## Scatter Plots: ECE vs Accuracy and AUROC vs Accuracy
### Overview
The image contains two side-by-side scatter plots comparing model performance metrics (ECE and AUROC) against accuracy. Both plots show data points for two classifier types (Zero-Shot and Verbal) with a reference line labeled "Fine-tune." The plots demonstrate relationships between accuracy and calibration (ECE) and discriminative power (AUROC).
### Components/Axes
**Left Plot (ECE vs Accuracy):**
- **X-axis**: Accuracy (35% to 50%, labeled in 5% increments)
- **Y-axis**: Expected Calibration Error (ECE, 0% to 60%)
- **Legend**:
- Pink circles: Zero-Shot Classifier
- Blue circles: Verbal
- Dashed black line: Fine-tune
- **Visual Elements**:
- Shaded pink region around Zero-Shot line (confidence interval)
- Shaded blue region around Verbal line
**Right Plot (AUROC vs Accuracy):**
- **X-axis**: Accuracy (35% to 50%, same scale as left plot)
- **Y-axis**: Area Under Receiver Operating Characteristic Curve (AUROC, 50% to 70%)
- **Legend**: Same as left plot
- **Visual Elements**:
- Shaded pink region around Zero-Shot line
- Shaded blue region around Verbal line
### Detailed Analysis
**Left Plot (ECE):**
- **Zero-Shot Classifier (pink)**:
- Data points cluster between 20-40% ECE
- Line shows slight upward trend (ECE increases with accuracy)
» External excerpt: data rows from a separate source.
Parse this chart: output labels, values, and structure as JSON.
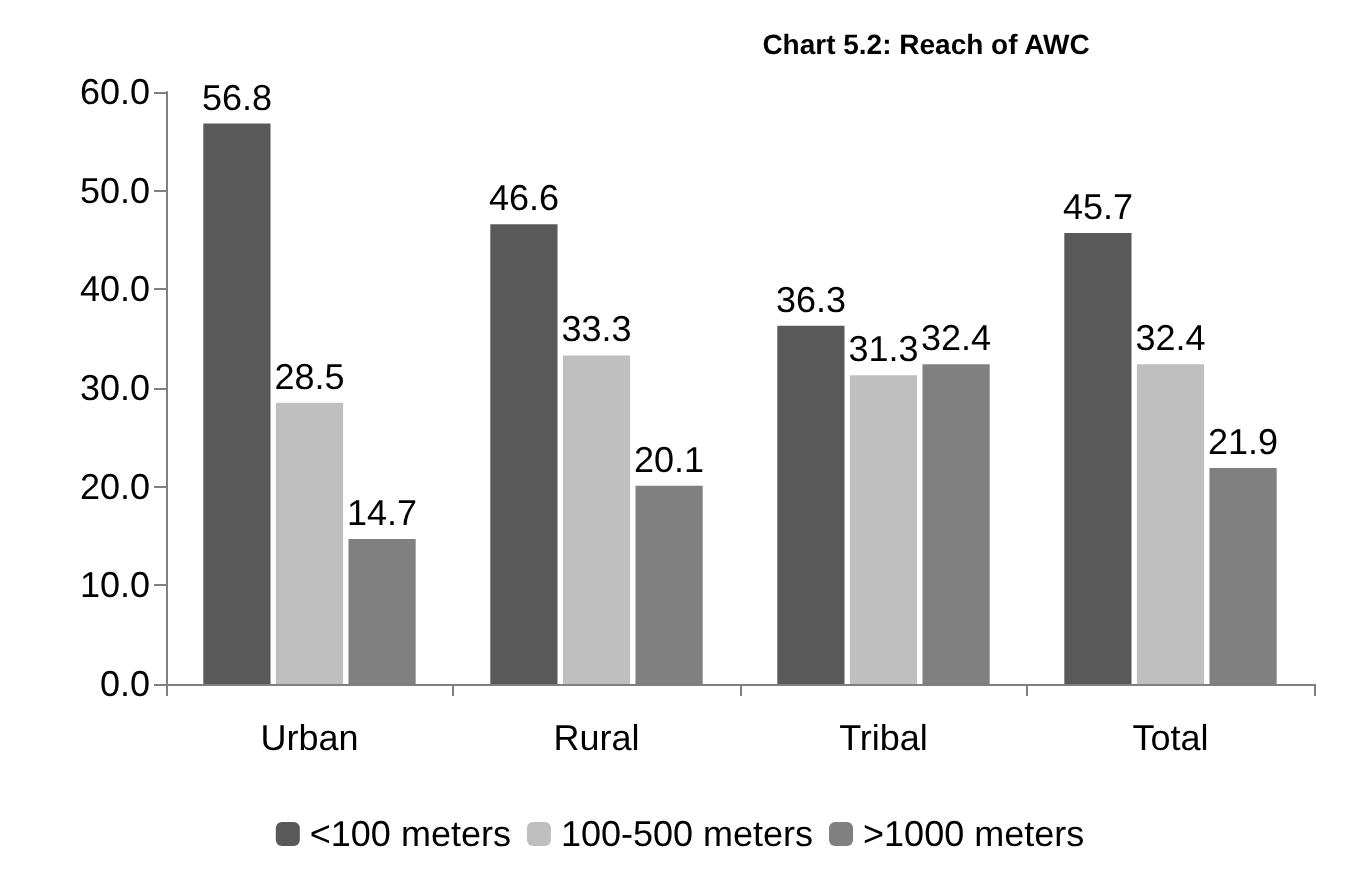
{
  "chart_data": {
    "type": "bar",
    "title": "Chart 5.2: Reach of AWC",
    "categories": [
      "Urban",
      "Rural",
      "Tribal",
      "Total"
    ],
    "series": [
      {
        "name": "<100 meters",
        "color": "#595959",
        "values": [
          56.8,
          46.6,
          36.3,
          45.7
        ]
      },
      {
        "name": "100-500 meters",
        "color": "#bfbfbf",
        "values": [
          28.5,
          33.3,
          31.3,
          32.4
        ]
      },
      {
        "name": ">1000 meters",
        "color": "#808080",
        "values": [
          14.7,
          20.1,
          32.4,
          21.9
        ]
      }
    ],
    "ylim": [
      0,
      60
    ],
    "yticks": [
      {
        "value": 0,
        "label": "0.0"
      },
      {
        "value": 10,
        "label": "10.0"
      },
      {
        "value": 20,
        "label": "20.0"
      },
      {
        "value": 30,
        "label": "30.0"
      },
      {
        "value": 40,
        "label": "40.0"
      },
      {
        "value": 50,
        "label": "50.0"
      },
      {
        "value": 60,
        "label": "60.0"
      }
    ],
    "data_labels": true,
    "grid": false,
    "legend": "bottom"
  }
}
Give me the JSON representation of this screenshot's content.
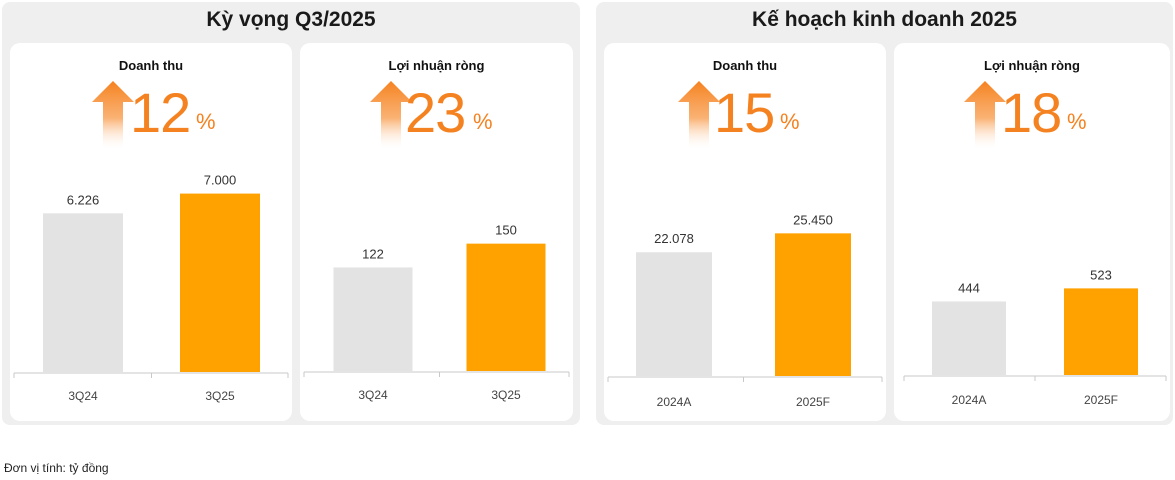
{
  "colors": {
    "accent": "#f58220",
    "bar_current": "#ffa200",
    "bar_previous": "#e3e3e3",
    "panel_bg": "#efefef"
  },
  "footnote": "Đơn vị tính: tỷ đồng",
  "panels": [
    {
      "title": "Kỳ vọng Q3/2025",
      "cards": [
        {
          "title": "Doanh thu",
          "growth_value": "12",
          "growth_unit": "%",
          "icon": "up-arrow-icon"
        },
        {
          "title": "Lợi nhuận ròng",
          "growth_value": "23",
          "growth_unit": "%",
          "icon": "up-arrow-icon"
        }
      ]
    },
    {
      "title": "Kế hoạch kinh doanh 2025",
      "cards": [
        {
          "title": "Doanh thu",
          "growth_value": "15",
          "growth_unit": "%",
          "icon": "up-arrow-icon"
        },
        {
          "title": "Lợi nhuận ròng",
          "growth_value": "18",
          "growth_unit": "%",
          "icon": "up-arrow-icon"
        }
      ]
    }
  ],
  "chart_data": [
    {
      "type": "bar",
      "title": "Doanh thu",
      "group": "Kỳ vọng Q3/2025",
      "categories": [
        "3Q24",
        "3Q25"
      ],
      "values": [
        6226,
        7000
      ],
      "labels": [
        "6.226",
        "7.000"
      ],
      "ylim": [
        0,
        8200
      ],
      "grid": false
    },
    {
      "type": "bar",
      "title": "Lợi nhuận ròng",
      "group": "Kỳ vọng Q3/2025",
      "categories": [
        "3Q24",
        "3Q25"
      ],
      "values": [
        122,
        150
      ],
      "labels": [
        "122",
        "150"
      ],
      "ylim": [
        0,
        245
      ],
      "grid": false
    },
    {
      "type": "bar",
      "title": "Doanh thu",
      "group": "Kế hoạch kinh doanh 2025",
      "categories": [
        "2024A",
        "2025F"
      ],
      "values": [
        22078,
        25450
      ],
      "labels": [
        "22.078",
        "25.450"
      ],
      "ylim": [
        0,
        38000
      ],
      "grid": false
    },
    {
      "type": "bar",
      "title": "Lợi nhuận ròng",
      "group": "Kế hoạch kinh doanh 2025",
      "categories": [
        "2024A",
        "2025F"
      ],
      "values": [
        444,
        523
      ],
      "labels": [
        "444",
        "523"
      ],
      "ylim": [
        0,
        1280
      ],
      "grid": false
    }
  ]
}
- Shaded region spans ~10% of ECE values
- **Verbal (blue)**:
- Data points cluster between 30-45% ECE
- Line shows stronger upward trend than Zero-Shot
- Shaded region spans ~15% of ECE values
- **Fine-tune line**: Horizontal dashed line at ~35% ECE
**Right Plot (AUROC):**
- **Zero-Shot Classifier (pink)**:
- Data points cluster between 50-60% AUROC
- Line shows moderate upward trend
- Shaded region spans ~5% of AUROC values
- **Verbal (blue)**:
- Data points cluster between 55-65% AUROC
- Line shows stronger upward trend than Zero-Shot
- Shaded region spans ~10% of AUROC values
- **Fine-tune line**: Horizontal dashed line at ~70% AUROC
### Key Observations
1. **Positive Correlation**: Both ECE and AUROC increase with accuracy in all models
2. **Verbal Advantage**: Verbal models consistently outperform Zero-Shot in both metrics at similar accuracy levels
3. **Calibration vs Discrimination**:
- Verbal models show better calibration (lower ECE) and higher AUROC
- Zero-Shot models demonstrate more variability in performance
4. **Fine-tune Thresholds**:
- ECE target: ~35% (dashed line)
- AUROC target: ~70% (dashed line)
5. **Shaded Regions**: Indicate measurement uncertainty, with Verbal showing greater variability
### Interpretation
The data suggests that Verbal models achieve better performance across both calibration and discrimination metrics compared to Zero-Shot models at equivalent accuracy levels. The upward trends indicate that higher accuracy generally improves both calibration and discriminative power. However, the shaded regions reveal that individual model performance varies significantly, particularly for Verbal models which show wider confidence intervals. The Fine-tune reference lines establish clear performance benchmarks, with Verbal models approaching or exceeding these targets in both metrics. The consistent outperformance of Verbal models suggests architectural or training advantages over Zero-Shot approaches in this evaluation framework.